3.7. Anti-tumor effect

To provide in vivo evidence for the antitumor potential of CPP-modified GA-NLC, the antitumor efficacy was evaluated using an MDA-MB-231 tumor-bearing mouse model. As shown in Figure 4, compared to the saline solution group (negative control), the six treatment groups showed distinct tumor growth inhibition efficiency. Specifically, the group treated with free GA, GA-NLC, GA-NLC-RGE, GA-NLC-cRGD, GA-NLC-RGE/cRGD and Cisplatin (positive control), showed smaller tumor volumes than the saline control group (p < .05). Moreover, GA-NLC-RGE displayed a marked reduction in tumor size, when compared with other groups. The final tumor weight is shown in Figure 4(B), and was in good agreement with tumor volume assay. The results revealed that GA-NLC-RGE inhibited the tumor growth most efficiently and the IR calculated from tumor weight was 83.3%; and followed by Cisplatin (73.33%), GA-NLC-cRGD (66.67%), GA-NLC-RGE/cRGD (65.00%), and free GA (45%). The body weight investigation was applied to evaluate systemic toxicity in mice. Compared with the saline group, the mice in free GA group showed a significant decrease in body weight, while no notable change was found in GA-NLC-RGE groups.

Figure 4. (A) Change in the volume of tumor over the course of treatment. (B) The volume of excised tumor tissue. A: Saline, B: cisplatin, C: GA-Sol, D: GA-NLC, E: GA-NLC-RGE, F: GA-NLC-cRGD and G: GA-NLC-RGE/cRGD.

3.8. HE staining

The microscopic changes of organs were characterized histologically to evaluate the toxicity of different formulations. As shown in Figure 5, there were no differences among the formulations in resulting considerable microscopic changes on major organs. No noticeable sign of damage was observed in lung, spleen, kidney, heart, and liver, suggesting the formulations could not cause obviously systemic toxicity. The metronomic therapy that was used in this study (5 mg/kg every 2 days for seven times) displayed a lower toxicity than maximum-tolerated dose does, which could be one of the reasons for the different formulations showed the similar and low toxicity.

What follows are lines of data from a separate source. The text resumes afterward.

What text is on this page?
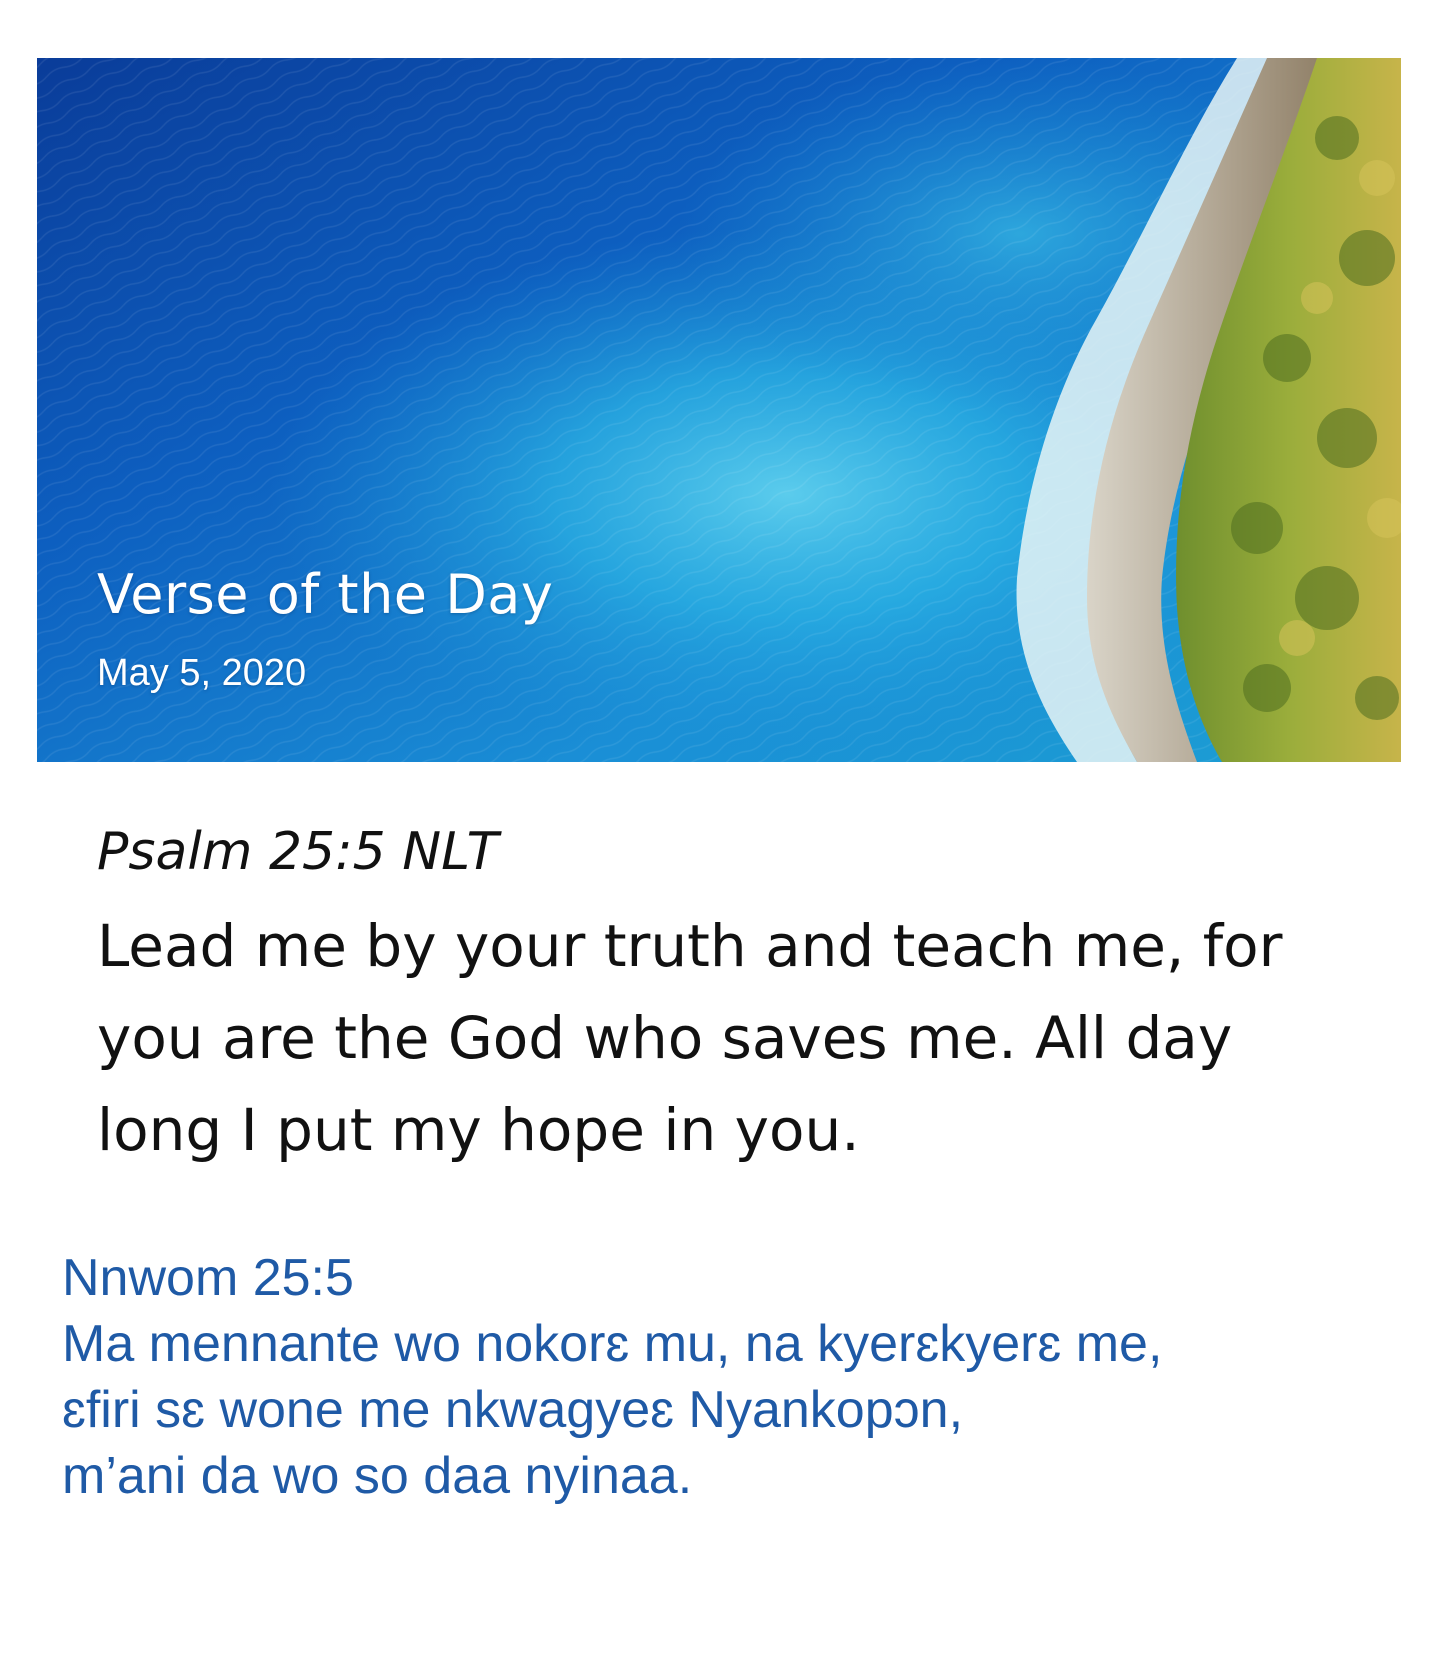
Verse of the Day

May 5, 2020

Psalm 25:5 NLT

Lead me by your truth and teach me, for you are the God who saves me. All day long I put my hope in you.

Nnwom 25:5
Ma mennante wo nokorɛ mu, na kyerɛkyerɛ me,
ɛfiri sɛ wone me nkwagyeɛ Nyankopɔn,
m’ani da wo so daa nyinaa.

Figure 5. HE staining of major organs and tumor tissue. (A) Saline, (B) cisplatin, (C) GA-Sol, (D) GA-NLC, (E) GA-NLC-RGE, (F) GA-NLC-cRGD and (G) GA-NLC-RGE/cRGD.

4. Conclusion

In this study, we have demonstrated that the novel nanocarrier based on CPP selectively target the breast tumor not only by EPR effect, but also through active dual-targeting endocytosis mechanism. Both in vitro and in vivo results confirmed their predominant effects in enhancing drug efficacy. Therefore, we can conclude that RGERPPR-modified NLC is supposed to be a promising and desirable vehicle for anticancer drugs like GA to treat breast cancer.

Disclosure statement

No potential conflict of interest was reported by the authors.

Additional information

Funding

This work was supported by Tianjin Natural Science Fundation [16JCYBJC28200].